The hallmark of human society and culture, and potentially foundational to our success as a species, is our ability to share information. This ability is highlighted, of course, in language. But it’s also grounded in the inherently social nature of the human organism. Early in our development, we come to appreciate the support and cooperation of others – mom? siblings? – that scaffold our success. Much of the work in the sixties and seventies that aimed for efficient speech synthesis and recognition by computers came to rely on the Cooperative Principles put forward by Grice. For a time, success of that whole exercise rested on the assumption that in productive conversation, we tell each other what we need to know. No more and no less.
However, long before they leave the halls of an elementary school education, most children know there’s a lot more going on in active conversation than Grice’s Cooperative Principles can account for. People tell you what they WANT you to know. Humans have their own agendas, drives, motives. We learn early on that people are individually and variably trustworthy. We proceed at our own risk with our faith in the answers they provide to questions, or the information they offer spontaneously.
But we have somewhat different assumptions about print media. People write articles or books because they have a story they want to tell or information they want to disseminate. For most readers, there’s a willing suspension of disbelief and recognition that fiction is not fact, and conversely, that material purported to be fact is credible on its face. But, as suggested, authors may have an agenda. Reading carries with it the responsibility of critical evaluation of the material presented. Hence the cautionary ‘Don’t believe everything you read’.
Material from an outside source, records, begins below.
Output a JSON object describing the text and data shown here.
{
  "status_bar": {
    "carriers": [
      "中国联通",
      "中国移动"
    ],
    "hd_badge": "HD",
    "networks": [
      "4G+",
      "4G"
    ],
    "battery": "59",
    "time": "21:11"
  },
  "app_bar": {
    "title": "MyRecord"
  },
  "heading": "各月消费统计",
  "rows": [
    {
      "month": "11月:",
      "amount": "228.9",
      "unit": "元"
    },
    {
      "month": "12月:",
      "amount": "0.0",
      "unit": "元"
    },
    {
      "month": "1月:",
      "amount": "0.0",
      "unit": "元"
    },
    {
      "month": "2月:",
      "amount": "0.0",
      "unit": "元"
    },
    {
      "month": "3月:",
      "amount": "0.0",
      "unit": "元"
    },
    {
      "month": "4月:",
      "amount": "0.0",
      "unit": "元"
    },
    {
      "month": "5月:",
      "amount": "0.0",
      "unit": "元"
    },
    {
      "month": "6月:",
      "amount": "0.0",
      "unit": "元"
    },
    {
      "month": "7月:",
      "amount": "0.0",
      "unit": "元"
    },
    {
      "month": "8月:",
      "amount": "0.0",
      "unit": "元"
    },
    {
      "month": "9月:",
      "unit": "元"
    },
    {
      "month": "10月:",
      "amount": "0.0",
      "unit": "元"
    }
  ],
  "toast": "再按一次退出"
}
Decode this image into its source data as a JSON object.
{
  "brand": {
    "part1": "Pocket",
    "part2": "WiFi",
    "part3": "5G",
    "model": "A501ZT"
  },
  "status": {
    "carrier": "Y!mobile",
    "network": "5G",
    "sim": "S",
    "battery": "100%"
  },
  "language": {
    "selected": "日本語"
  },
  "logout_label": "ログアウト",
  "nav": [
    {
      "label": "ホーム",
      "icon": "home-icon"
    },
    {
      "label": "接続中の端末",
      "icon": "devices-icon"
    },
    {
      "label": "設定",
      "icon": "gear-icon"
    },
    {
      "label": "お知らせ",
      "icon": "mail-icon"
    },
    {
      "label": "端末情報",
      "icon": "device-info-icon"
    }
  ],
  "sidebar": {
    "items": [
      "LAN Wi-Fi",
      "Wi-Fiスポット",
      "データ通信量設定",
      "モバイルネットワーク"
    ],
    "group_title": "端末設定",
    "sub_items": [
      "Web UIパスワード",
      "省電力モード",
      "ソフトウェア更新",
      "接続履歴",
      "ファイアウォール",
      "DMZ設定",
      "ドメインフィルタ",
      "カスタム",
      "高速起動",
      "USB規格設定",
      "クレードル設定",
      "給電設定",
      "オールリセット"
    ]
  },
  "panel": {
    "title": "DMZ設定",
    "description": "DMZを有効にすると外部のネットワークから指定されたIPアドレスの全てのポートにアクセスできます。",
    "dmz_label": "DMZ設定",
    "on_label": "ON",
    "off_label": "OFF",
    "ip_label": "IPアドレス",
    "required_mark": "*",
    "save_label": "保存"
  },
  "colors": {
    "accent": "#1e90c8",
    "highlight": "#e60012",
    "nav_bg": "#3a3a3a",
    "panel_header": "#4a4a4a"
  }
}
Yet most of us assign a special status to journalism. An important tenet of our news establishment is that knowledge of some events or activities may be useful to the general public, even if they don’t know which questions to ask. It becomes the journalist’s responsibility to ask the right questions and publish the answers they have gathered. Hence, our ‘free press’ and a journalistic tradition that supports sharing generically and honestly any and all information that comes across the editor’s desk has become an expectation and assumption for most Americans.
But, even such an active search for information can yield only what people are willing to share. If a reporter asks pertinent and cogent questions, and manages to collect the appropriate information, there is still a potentially cumbersome further step to assure its dissemination. The entire exercise is costly. The journalist expects to get paid for time and expenses and the publishing process incurs additional charges. Who’s footing that bill? The end result is that the ‘free’ press isn’t free. An active decision can be made anywhere along the way to simply withhold the information.
In 1976, Carl Jensen at Sonoma State University founded ‘Project Censored’. The ongoing mission of the project is to ‘document systemic gaps and slant in corporate news coverage’. (Roth & Macek, 2022, p. 26). The resulting publications over the past 46 years have amassed a chilling array of news stories that are arguably injurious omissions from the public knowledge base. A number of these stories will be shared here in the coming months. In some cases, it may be obvious who has benefitted from these intentional gaps. In others, an important charge to readers is to identify the individual or organization that has censured the information or that may have benefitted from your ignorance.
Roth, A. L., & Macek, S. (2022). The top censored stories and media analysis of 2021-2022 – Introduction. Project Censored’s State of the Free Press 2023. Huff, M. and Roth, A. L. editors. Seven Stories Press, New York, NY. 23-29.